Mind that with font.getStringWidth(string)
you can measure all kinds of strings except those that contain newlines.
final PDFont font = PDType1Font.HELVETICA;
final float fontSize = 10;
final float ascent = fontSize * font.getFontDescriptor().getAscent() / 1000f;
final float descent = fontSize * -font.getFontDescriptor().getDescent() / 1000f;
// standard line height is 150% of font height
final float lineHeight = (ascent + descent) * 1.5f; // also called "leading" sometimes
The descent
is the part that hangs down from the text baseline for 'g', 'y', 'p', 'j', 'q'.
Don't forget to subtract it after a text block, else these letters may be partially covered when being on last line.

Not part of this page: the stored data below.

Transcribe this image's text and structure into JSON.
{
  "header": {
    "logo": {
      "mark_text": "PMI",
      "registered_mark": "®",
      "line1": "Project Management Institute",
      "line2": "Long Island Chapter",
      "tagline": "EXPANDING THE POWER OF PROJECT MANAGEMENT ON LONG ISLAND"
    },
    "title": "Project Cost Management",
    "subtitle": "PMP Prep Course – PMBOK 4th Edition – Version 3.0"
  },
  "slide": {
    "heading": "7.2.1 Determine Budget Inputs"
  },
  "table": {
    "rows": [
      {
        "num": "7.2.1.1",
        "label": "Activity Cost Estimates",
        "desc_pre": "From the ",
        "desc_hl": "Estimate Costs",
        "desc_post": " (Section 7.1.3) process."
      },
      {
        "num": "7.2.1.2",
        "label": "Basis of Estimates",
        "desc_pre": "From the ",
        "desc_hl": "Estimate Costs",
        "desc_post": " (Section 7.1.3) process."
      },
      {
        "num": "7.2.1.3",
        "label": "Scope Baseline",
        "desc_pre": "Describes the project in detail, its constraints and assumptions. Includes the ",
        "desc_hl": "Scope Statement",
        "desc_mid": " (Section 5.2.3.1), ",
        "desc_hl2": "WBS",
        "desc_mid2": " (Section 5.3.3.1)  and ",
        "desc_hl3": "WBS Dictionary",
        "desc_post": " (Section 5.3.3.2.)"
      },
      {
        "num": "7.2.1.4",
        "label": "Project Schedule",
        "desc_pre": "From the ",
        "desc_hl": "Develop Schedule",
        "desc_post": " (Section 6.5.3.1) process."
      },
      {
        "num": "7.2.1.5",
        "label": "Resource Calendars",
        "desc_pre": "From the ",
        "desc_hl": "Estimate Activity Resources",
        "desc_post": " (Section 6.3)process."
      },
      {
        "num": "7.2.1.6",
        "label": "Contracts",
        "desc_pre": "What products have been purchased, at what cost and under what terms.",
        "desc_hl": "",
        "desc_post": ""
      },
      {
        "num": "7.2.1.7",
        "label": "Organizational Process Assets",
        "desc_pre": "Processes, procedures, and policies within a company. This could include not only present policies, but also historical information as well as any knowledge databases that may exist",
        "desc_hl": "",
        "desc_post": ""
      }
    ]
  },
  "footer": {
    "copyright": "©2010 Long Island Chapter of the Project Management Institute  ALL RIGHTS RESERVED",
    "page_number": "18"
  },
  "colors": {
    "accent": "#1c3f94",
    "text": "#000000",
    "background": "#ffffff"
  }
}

Following is the way to get a PDPageContentStream
to write text or draw lines:
final PDDocument document = new PDDocument();
final PDRectangle pageSize = PDRectangle.A4;
final PDPage page = new PDPage(pageSize);
document.addPage(page);
final PDPageContentStream contentStream = new PDPageContentStream(document, page);
Here is how to find out the page geometry:
final PDRectangle pageBox = page.getMediaBox();
final float width = pageBox.getWidth();
final float height = pageBox.getHeight();
final float startX = pageBox.getLowerLeftX();
final float startY = pageBox.getUpperRightY();
When you advance from startY
at top of page towards bottom,
you need to subtract the line height, not add it: nextY = currentY - lineHeigth
!
Resume
Lots of work to do with PDFBox.
Hard parts are pagination (text across multiple pages) and tables, and the combination of the two.